Enfermé en famille dans sa ferme du Sussex (Angleterre) durant le confinement, il en a profité pour travailler chaque jour dans son home studio (pendant que sa fille Mary, premier enfant du couple Linda et Paul, immortalisait ces séances en photo). "Tu es enfermé. Tu peux faire tout ce que tu veux", s'est-il dit. Travaillant sur des morceaux esquissés mais jamais terminés faute de temps, il a enregistré chaque jour "avec l'instrument sur lequel avait été écrite la chanson. C'était très fun", explique-t-il dans le communiqué de presse. "Je faisais de la musique pour moi-même (...) sans penser que cela finirait en album". Le fruit de ce travail nous vaut aujourd’hui McCartney III.

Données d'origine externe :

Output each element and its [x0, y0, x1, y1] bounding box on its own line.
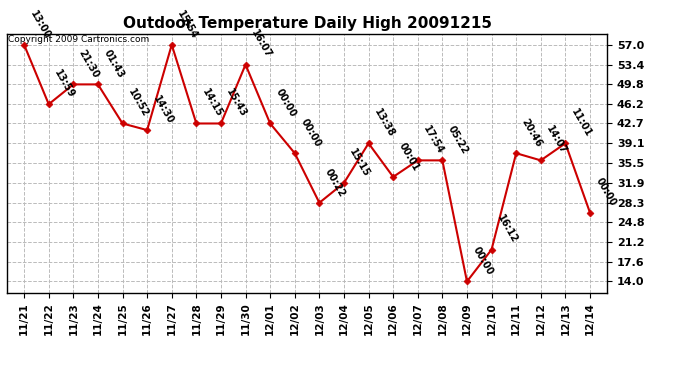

A 78 ans, il a donc écrit et enregistré à nouveau toutes les chansons seul chez lui et il joue de tous les instruments : guitare, piano, basse et batterie, en plus de tenir le micro. Pas l'ombre non plus d'un Mark Ronson ou d'un Nigel Godrich à la production, faite elle aussi maison.

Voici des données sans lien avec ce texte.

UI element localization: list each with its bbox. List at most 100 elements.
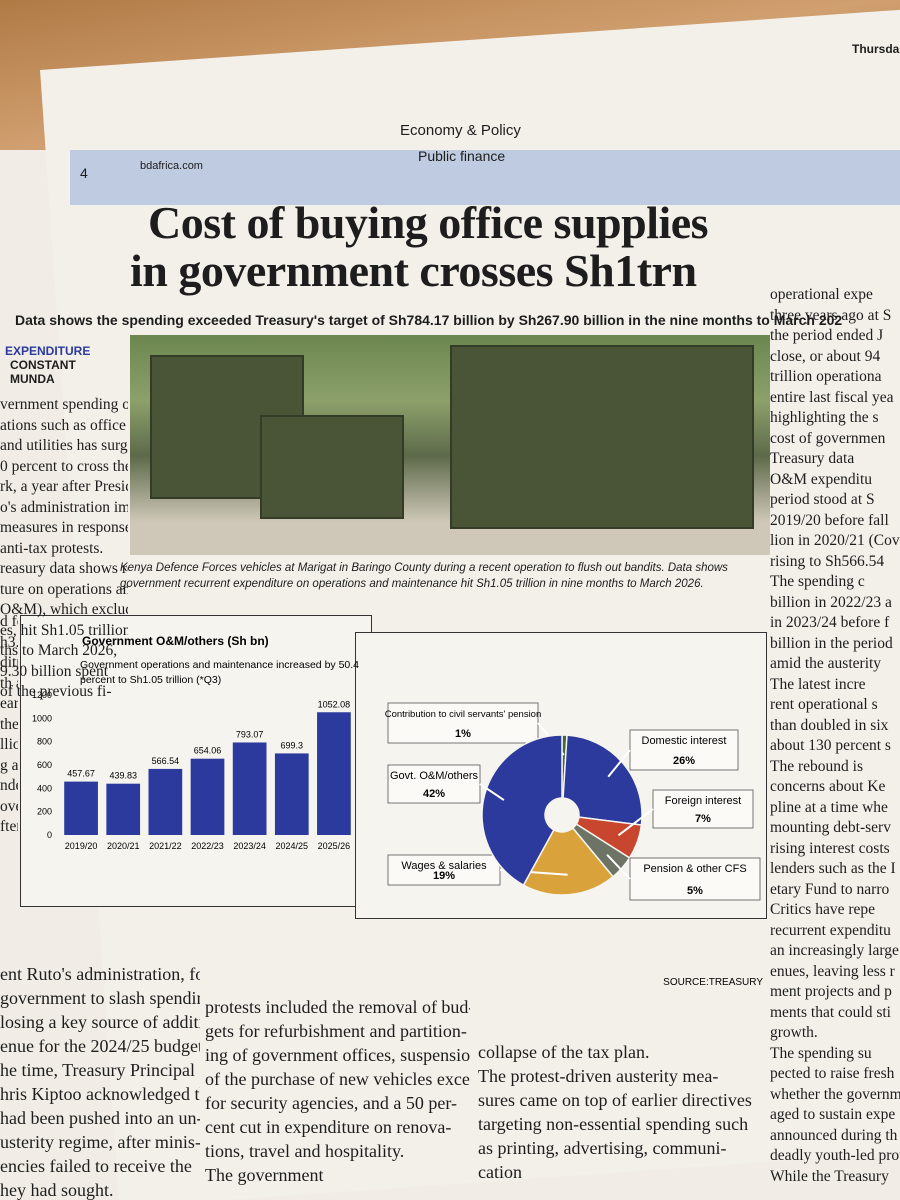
text-line: than doubled in six [770,716,889,734]
bar [232,742,267,835]
caption: Kenya Defence Forces vehicles at Marigat… [120,562,728,574]
text-line: protests included the removal of bud- [205,997,470,1017]
text-line: the Trea- [0,715,18,733]
day: Thursda [852,42,900,56]
text-line: enue for the 2024/25 budget. [0,1036,200,1056]
text-line: etary Fund to narro [770,880,890,898]
text-column: ent Ruto's administration, forcing govern… [0,962,200,1200]
text-line: th a quarter [0,674,18,692]
pie-label: Wages & salaries [401,860,487,872]
bar-value-label: 699.3 [281,740,304,750]
text-column: d for nearly a h3.26 trillion diture in th… [0,612,18,838]
text-line: sures came on top of earlier directives [478,1090,752,1110]
y-tick-label: 0 [47,830,52,840]
text-line: The government [205,1165,324,1185]
author: CONSTANT [10,358,76,372]
text-column: protests included the removal of bud-get… [205,995,470,1187]
text-column: collapse of the tax plan. The protest-dri… [478,1040,768,1184]
text-line: 9.30 billion spent [0,662,109,680]
text-line: ths to March 2026, [0,642,118,659]
text-line: deadly youth-led prot [770,1147,900,1164]
text-line: llion by [0,736,18,753]
text-line: overn- [0,797,18,815]
text-line: for security agencies, and a 50 per- [205,1093,458,1113]
text-line: trillion operationa [770,368,882,385]
y-tick-label: 400 [37,783,52,793]
text-line: mounting debt-serv [770,819,891,836]
text-line: whether the governm [770,1085,900,1103]
text-line: tions, travel and hospitality. [205,1141,405,1161]
text-line: highlighting the s [770,409,879,426]
text-line: billion in the period [770,634,893,652]
text-line: encies failed to receive the [0,1156,192,1176]
text-line: d for nearly a [0,613,18,630]
source: SOURCE:TREASURY [663,977,763,988]
bar [190,758,225,835]
text-line: three years ago at S [770,306,892,324]
text-line: aged to sustain expe [770,1106,896,1123]
text-line: measures in response to the [0,519,128,536]
text-line: about 130 percent s [770,737,891,754]
text-line: The spending c [770,573,865,590]
text-line: O&M expenditu [770,470,873,488]
text-line: vernment spending on day-to-day [0,396,128,413]
text-line: operational expe [770,286,873,303]
text-line: rent operational s [770,696,878,713]
text-line: Critics have repe [770,901,876,918]
text-line: targeting non-essential spending such [478,1114,749,1134]
text-line: announced during th [770,1126,898,1144]
chart-title: Government O&M/others (Sh bn) [82,634,269,648]
bar [274,753,309,835]
photo [130,335,770,555]
bar [106,783,141,835]
bar-value-label: 654.06 [194,746,222,756]
text-line: rising to Sh566.54 [770,552,885,570]
label-box [387,854,501,886]
pie-slice [481,734,563,887]
pie-value-label: 1% [455,728,471,740]
text-line: ing of government offices, suspension [205,1045,470,1065]
text-line: fter [0,818,18,835]
text-line: cent cut in expenditure on renova- [205,1117,452,1137]
text-line: close, or about 94 [770,347,881,365]
subsection: Public finance [418,148,506,164]
y-tick-label: 1000 [32,713,52,723]
text-line: While the Treasury [770,1167,889,1185]
leader-line [606,853,631,880]
text-line: concerns about Ke [770,778,886,795]
text-line: gets for refurbishment and partition- [205,1021,467,1041]
pie-label: Contribution to civil servants' pension [385,709,542,720]
truck [260,415,404,519]
text-line: ations such as office supplies, fuel, [0,416,128,434]
text-line: recurrent expenditu [770,921,891,939]
text-line: period stood at S [770,491,875,508]
text-line: O&M), which excludes [0,601,128,618]
y-tick-label: 1200 [32,690,52,700]
text-line: of the previous fi- [0,683,112,700]
text-line: enues, leaving less r [770,962,895,980]
bar-value-label: 457.67 [67,769,95,779]
text-line: pline at a time whe [770,798,888,816]
text-line: government to slash spending [0,988,200,1008]
pie-slice [562,734,643,826]
text-line: o's administration imposed [0,498,128,516]
bar-value-label: 566.54 [152,756,180,766]
text-line: Treasury data [770,450,855,467]
text-line: 2019/20 before fall [770,511,889,529]
site: bdafrica.com [140,160,203,172]
x-tick-label: 2020/21 [107,841,140,851]
text-line: as printing, advertising, communi- [478,1138,727,1158]
text-line: anti-tax protests. [0,539,104,557]
pie-value-label: 26% [673,755,695,767]
x-tick-label: 2023/24 [233,841,266,851]
pie-value-label: 42% [423,788,445,800]
bar-value-label: 793.07 [236,729,264,739]
text-line: nder- [0,777,18,794]
y-tick-label: 800 [37,737,52,747]
text-line: The rebound is [770,757,863,775]
text-line: ment projects and p [770,983,892,1000]
bar [317,712,351,835]
text-line: billion in 2022/23 a [770,593,892,611]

4Alors, il est comment ce nouvel album ?
Comme sur les deux précédents, l’ancien Beatles baisse la garde sur McCartney III. A ce stade, ce monument de la pop et songwriter de génie n’a de toute façon plus rien à prouver. Il laisse libre cours à son inspiration, sans arrière-pensées, sans dead-line ni enjeu commercial. Manifestement, "Macca" s’amuse comme un petit fou. Et nous avec lui.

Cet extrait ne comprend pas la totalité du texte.